Today’s special report by Levine — to be released after Crikey’s deadline — is unprecedented. No previous ICAC inspector has used the act’s sweeping powers to investigate the commission itself.
One of the inspector’s principal functions is to “deal with complaints of abuse of power, impropriety and other forms of misconduct on the part of the Commission or officers of the Commission”.
Crikey understands that Levine’s investigation has reached the conclusion that misconduct has occurred. It is believed that he has found that search warrants were obtained improperly and illegally enforced, and that some officers did not conduct their inquiries according to the principles of natural justice.
In August, when Levine appeared before Parliament’s joint ICAC committee, he was asked by Liberal MP Damien Tudehope what method he was using to investigate Operation Hale.
Levine replied: “Asking for everything that I can have from the ICAC. And I add that it was been provided, save for the telephone intercepts — if they exist.”
Tudehope, MP for Epping: “I take it you have formed some preliminary views in respect of the manner in which that matter [Operation Hale] was conducted?”
Levine: “Yes.”
Tudehope: “Are you able to share those with us?”
Levine: “No, I would prefer not to.”
Under Section 57C of the ICAC Act, Levine has the power to refer any wrongdoing by anti-corruption staff to the police or the DPP for further action, and he can also “recommend disciplinary action or criminal prosecution against officers of the Commission”.
As the minister responsible for ICAC, Premier Mike Baird will have to respond, and the choices are grim. Does he replace Levine as ICAC inspector or Megan Latham as ICAC commissioner? Or does he call for a root-and-branch renovation of ICAC’s administration?
In the face of Levine’s blistering critique, what he can’t do is nothing.
Baird has no problem. ICAC was his problem and now he has the justification to get rid of it. Come on, nobody could really believe politicians want oversight of their perks and side benefits of power. Does anyone actually think represetitive democracy wont be gamed by those who want their snouts in the trough.
Is Travers still corrupt..does the finding still stand even though the case has been sidelined ?

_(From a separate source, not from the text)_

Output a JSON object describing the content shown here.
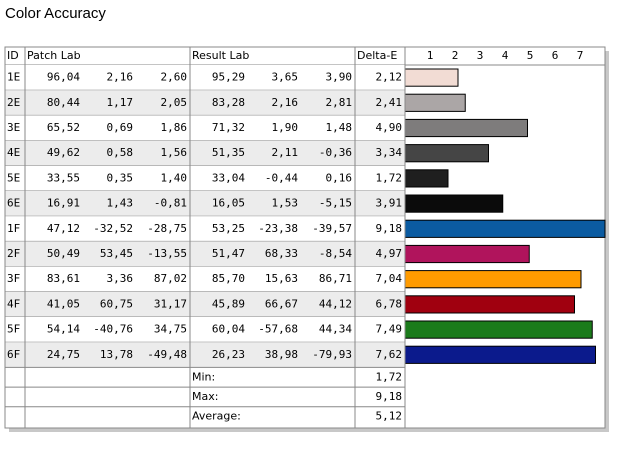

A QC damning a commission that has the power to look into every shonky deal in the state? Sounds about right. Let’s get back to the good old days of perverting the course of justice is always down to bikies and unionists.

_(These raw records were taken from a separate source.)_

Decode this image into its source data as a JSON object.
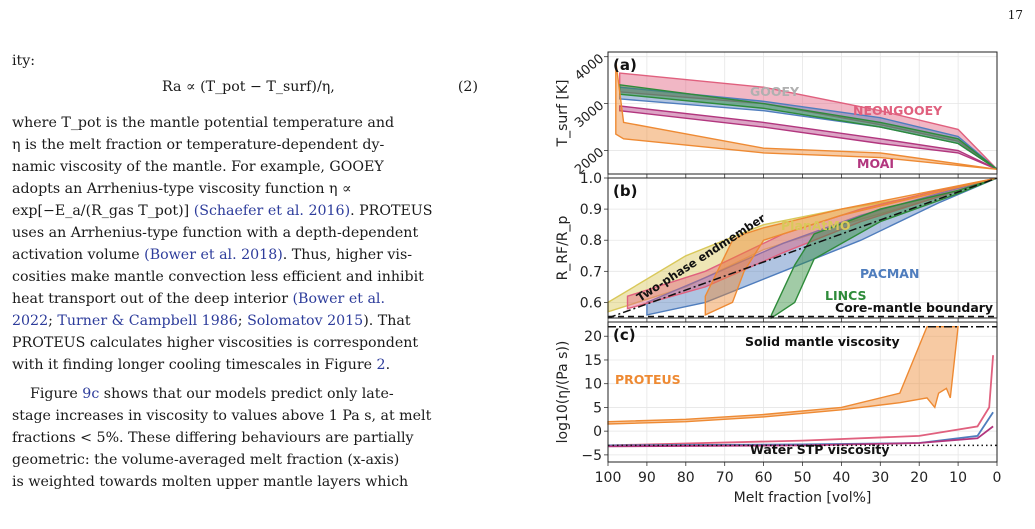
{
  "page_number": "17",
  "text": {
    "l1": "ity:",
    "eq_formula": "Ra ∝ (T_pot − T_surf)/η,",
    "eq_number": "(2)",
    "p1_l1": "where T_pot is the mantle potential temperature and",
    "p1_l2": "η is the melt fraction or temperature-dependent dy-",
    "p1_l3": "namic viscosity of the mantle. For example, GOOEY",
    "p1_l4": "adopts an Arrhenius-type viscosity function η ∝",
    "p1_l5a": "exp[−E_a/(R_gas T_pot)]",
    "p1_l5cite": "(Schaefer et al. 2016)",
    "p1_l5b": ". PROTEUS",
    "p1_l6": "uses an Arrhenius-type function with a depth-dependent",
    "p1_l7a": "activation volume",
    "p1_l7cite": "(Bower et al. 2018)",
    "p1_l7b": ". Thus, higher vis-",
    "p1_l8": "cosities make mantle convection less efficient and inhibit",
    "p1_l9a": "heat transport out of the deep interior",
    "p1_l9cite": "(Bower et al.",
    "p1_l10cite1": "2022",
    "p1_l10cite2": "Turner & Campbell 1986",
    "p1_l10cite3": "Solomatov 2015",
    "p1_l10b": "). That",
    "p1_l11": "PROTEUS calculates higher viscosities is correspondent",
    "p1_l12a": "with it finding longer cooling timescales in Figure ",
    "p1_l12cite": "2",
    "p2_l1a": "Figure ",
    "p2_l1cite": "9c",
    "p2_l1b": " shows that our models predict only late-",
    "p2_l2": "stage increases in viscosity to values above 1 Pa s, at melt",
    "p2_l3": "fractions < 5%. These differing behaviours are partially",
    "p2_l4": "geometric: the volume-averaged melt fraction (x-axis)",
    "p2_l5": "is weighted towards molten upper mantle layers which"
  },
  "chart_data": [
    {
      "panel": "(a)",
      "type": "area",
      "ylabel": "T_surf [K]",
      "yticks": [
        2000,
        3000,
        4000
      ],
      "xlim": [
        100,
        0
      ],
      "annotations": [
        "GOOEY",
        "NEONGOOEY",
        "MOAI"
      ],
      "series": [
        {
          "name": "NEONGOOEY",
          "color": "#e0607e",
          "x": [
            97,
            60,
            30,
            10,
            0
          ],
          "y_high": [
            3650,
            3350,
            2850,
            2450,
            1600
          ],
          "y_low": [
            3250,
            3000,
            2550,
            2200,
            1600
          ]
        },
        {
          "name": "GOOEY",
          "color": "#4f7dbd",
          "x": [
            97,
            60,
            30,
            10,
            0
          ],
          "y_high": [
            3350,
            3050,
            2700,
            2300,
            1600
          ],
          "y_low": [
            3100,
            2850,
            2500,
            2150,
            1600
          ]
        },
        {
          "name": "MOAI",
          "color": "#b2367e",
          "x": [
            97,
            60,
            30,
            10,
            0
          ],
          "y_high": [
            2950,
            2600,
            2250,
            2000,
            1600
          ],
          "y_low": [
            2850,
            2500,
            2150,
            1950,
            1600
          ]
        },
        {
          "name": "LINCS",
          "color": "#2e8b3a",
          "x": [
            97,
            60,
            30,
            10,
            0
          ],
          "y_high": [
            3400,
            3000,
            2600,
            2250,
            1600
          ],
          "y_low": [
            3200,
            2900,
            2500,
            2150,
            1600
          ]
        },
        {
          "name": "PROTEUS",
          "color": "#ee8a33",
          "x": [
            98,
            96,
            60,
            30,
            0
          ],
          "y_high": [
            3900,
            2600,
            2050,
            1950,
            1600
          ],
          "y_low": [
            2350,
            2250,
            1950,
            1850,
            1600
          ]
        }
      ]
    },
    {
      "panel": "(b)",
      "type": "area",
      "ylabel": "R_RF/R_p",
      "yticks": [
        0.6,
        0.7,
        0.8,
        0.9,
        1.0
      ],
      "ylim": [
        0.55,
        1.0
      ],
      "xlim": [
        100,
        0
      ],
      "annotations": [
        "PlanAtMO",
        "PACMAN",
        "LINCS",
        "Two-phase endmember",
        "Core-mantle boundary"
      ],
      "series": [
        {
          "name": "PlanAtMO",
          "color": "#d9c85a",
          "x": [
            100,
            80,
            60,
            40,
            20,
            0
          ],
          "y_high": [
            0.6,
            0.75,
            0.85,
            0.9,
            0.94,
            1.0
          ],
          "y_low": [
            0.57,
            0.65,
            0.77,
            0.85,
            0.92,
            1.0
          ]
        },
        {
          "name": "PACMAN",
          "color": "#4f7dbd",
          "x": [
            90,
            75,
            55,
            35,
            15,
            0
          ],
          "y_high": [
            0.6,
            0.68,
            0.79,
            0.88,
            0.95,
            1.0
          ],
          "y_low": [
            0.56,
            0.6,
            0.7,
            0.8,
            0.92,
            1.0
          ]
        },
        {
          "name": "NEONGOOEY",
          "color": "#e0607e",
          "x": [
            95,
            75,
            55,
            35,
            15,
            0
          ],
          "y_high": [
            0.62,
            0.7,
            0.82,
            0.9,
            0.96,
            1.0
          ],
          "y_low": [
            0.58,
            0.65,
            0.76,
            0.86,
            0.94,
            1.0
          ]
        },
        {
          "name": "LINCS",
          "color": "#2e8b3a",
          "x": [
            58,
            52,
            47,
            30,
            10,
            0
          ],
          "y_high": [
            0.56,
            0.72,
            0.82,
            0.9,
            0.96,
            1.0
          ],
          "y_low": [
            0.55,
            0.6,
            0.74,
            0.86,
            0.95,
            1.0
          ]
        },
        {
          "name": "PROTEUS",
          "color": "#ee8a33",
          "x": [
            75,
            68,
            65,
            60,
            40,
            0
          ],
          "y_high": [
            0.62,
            0.8,
            0.82,
            0.84,
            0.9,
            1.0
          ],
          "y_low": [
            0.56,
            0.6,
            0.7,
            0.8,
            0.88,
            1.0
          ]
        }
      ],
      "lines": [
        {
          "name": "Two-phase endmember",
          "style": "dashdot",
          "x": [
            100,
            0
          ],
          "y": [
            0.55,
            1.0
          ]
        },
        {
          "name": "Core-mantle boundary",
          "style": "dashed",
          "y": 0.555
        }
      ]
    },
    {
      "panel": "(c)",
      "type": "line",
      "ylabel": "log10(η/(Pa s))",
      "xlabel": "Melt fraction [vol%]",
      "yticks": [
        -5,
        0,
        5,
        10,
        15,
        20
      ],
      "ylim": [
        -6.5,
        23
      ],
      "xlim": [
        100,
        0
      ],
      "xticks": [
        100,
        90,
        80,
        70,
        60,
        50,
        40,
        30,
        20,
        10,
        0
      ],
      "annotations": [
        "PROTEUS",
        "Solid mantle viscosity",
        "Water STP viscosity"
      ],
      "series": [
        {
          "name": "PROTEUS",
          "color": "#ee8a33",
          "x": [
            100,
            80,
            60,
            40,
            25,
            18,
            16,
            15,
            13,
            12,
            10
          ],
          "y_high": [
            2,
            2.5,
            3.5,
            5,
            8,
            22,
            22,
            22,
            22,
            22,
            22
          ],
          "y_low": [
            1.5,
            2,
            3,
            4.5,
            6,
            7,
            5,
            8,
            9,
            7,
            22
          ]
        },
        {
          "name": "NEONGOOEY",
          "color": "#e0607e",
          "x": [
            100,
            50,
            20,
            5,
            2,
            1
          ],
          "y": [
            -3,
            -2,
            -1,
            1,
            5,
            16
          ]
        },
        {
          "name": "GOOEY",
          "color": "#4f7dbd",
          "x": [
            100,
            50,
            20,
            5,
            1
          ],
          "y": [
            -3,
            -2.8,
            -2.5,
            -1,
            4
          ]
        },
        {
          "name": "MOAI",
          "color": "#b2367e",
          "x": [
            100,
            50,
            20,
            5,
            1
          ],
          "y": [
            -3.2,
            -3,
            -2.5,
            -1.5,
            1
          ]
        }
      ],
      "lines": [
        {
          "name": "Solid mantle viscosity",
          "style": "dashdot",
          "y": 22
        },
        {
          "name": "Water STP viscosity",
          "style": "dotted",
          "y": -3
        }
      ]
    }
  ]
}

My reading of the Irvine report is that its style gives it away. The jokey way it hurls derision at ICAC is in my view indefensible. That the ICAC was clumsy and heavy handed there is no question. Would that concern me in most cases? Not at all as long as they got results. The key question here is the process by which a borderline issue which could have been handled by the legal system was progressed into “Operation Hale”.

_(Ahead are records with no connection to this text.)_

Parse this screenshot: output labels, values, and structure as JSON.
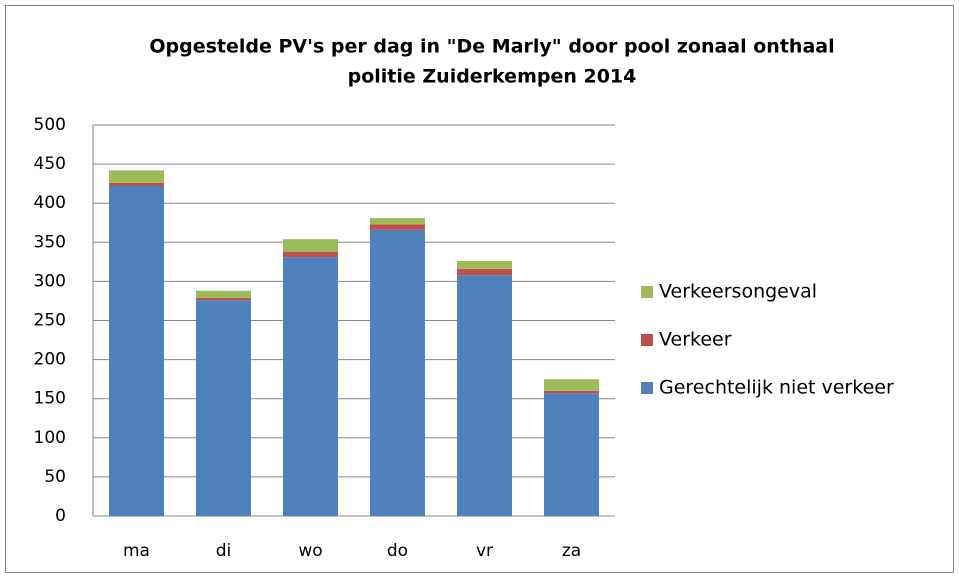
{
  "chart_data": {
    "type": "stacked_bar",
    "title": [
      "Opgestelde PV's per dag in \"De Marly\" door pool zonaal onthaal",
      "politie Zuiderkempen 2014"
    ],
    "categories": [
      "ma",
      "di",
      "wo",
      "do",
      "vr",
      "za"
    ],
    "series": [
      {
        "name": "Gerechtelijk niet verkeer",
        "color": "#4f81bd",
        "values": [
          422,
          276,
          331,
          366,
          308,
          157
        ]
      },
      {
        "name": "Verkeer",
        "color": "#c0504d",
        "values": [
          4,
          3,
          7,
          7,
          8,
          3
        ]
      },
      {
        "name": "Verkeersongeval",
        "color": "#9bbb59",
        "values": [
          16,
          9,
          16,
          8,
          10,
          15
        ]
      }
    ],
    "ylim": [
      0,
      500
    ],
    "yticks": [
      0,
      50,
      100,
      150,
      200,
      250,
      300,
      350,
      400,
      450,
      500
    ],
    "grid": true,
    "legend": "right"
  }
}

I currently have submitted an allegation to the ICAC, a case in which a NSW government minister may have improperly exercised their official functions in a partial manner. The ramifications of which are very serious for the state of NSW. I am very concerned that such allegations “that a government minister may have improperly exercised their official functions in a partial manner” whilst currently within the ICAC legislation are going to be the mostly likely casualty of a review like this.
We need to remember that the ICAC isn’t just there to catch the Eddie Obeid’s of this world but to stop actions that may not even be corrupt in the general sense but which allow executive powers to be dangerously overreached.
In the long run anything which removes limitations on executive power is setting an extremely dangerous precedent.
My deep concern is that a by-product of the Irvine report will be a green light for shoddy (shoddier?) government.
The usual suspects are coasting along in their usual equivalent of intellectually neutral gear.
But like Sunday Drivers they’re probably enjoying it.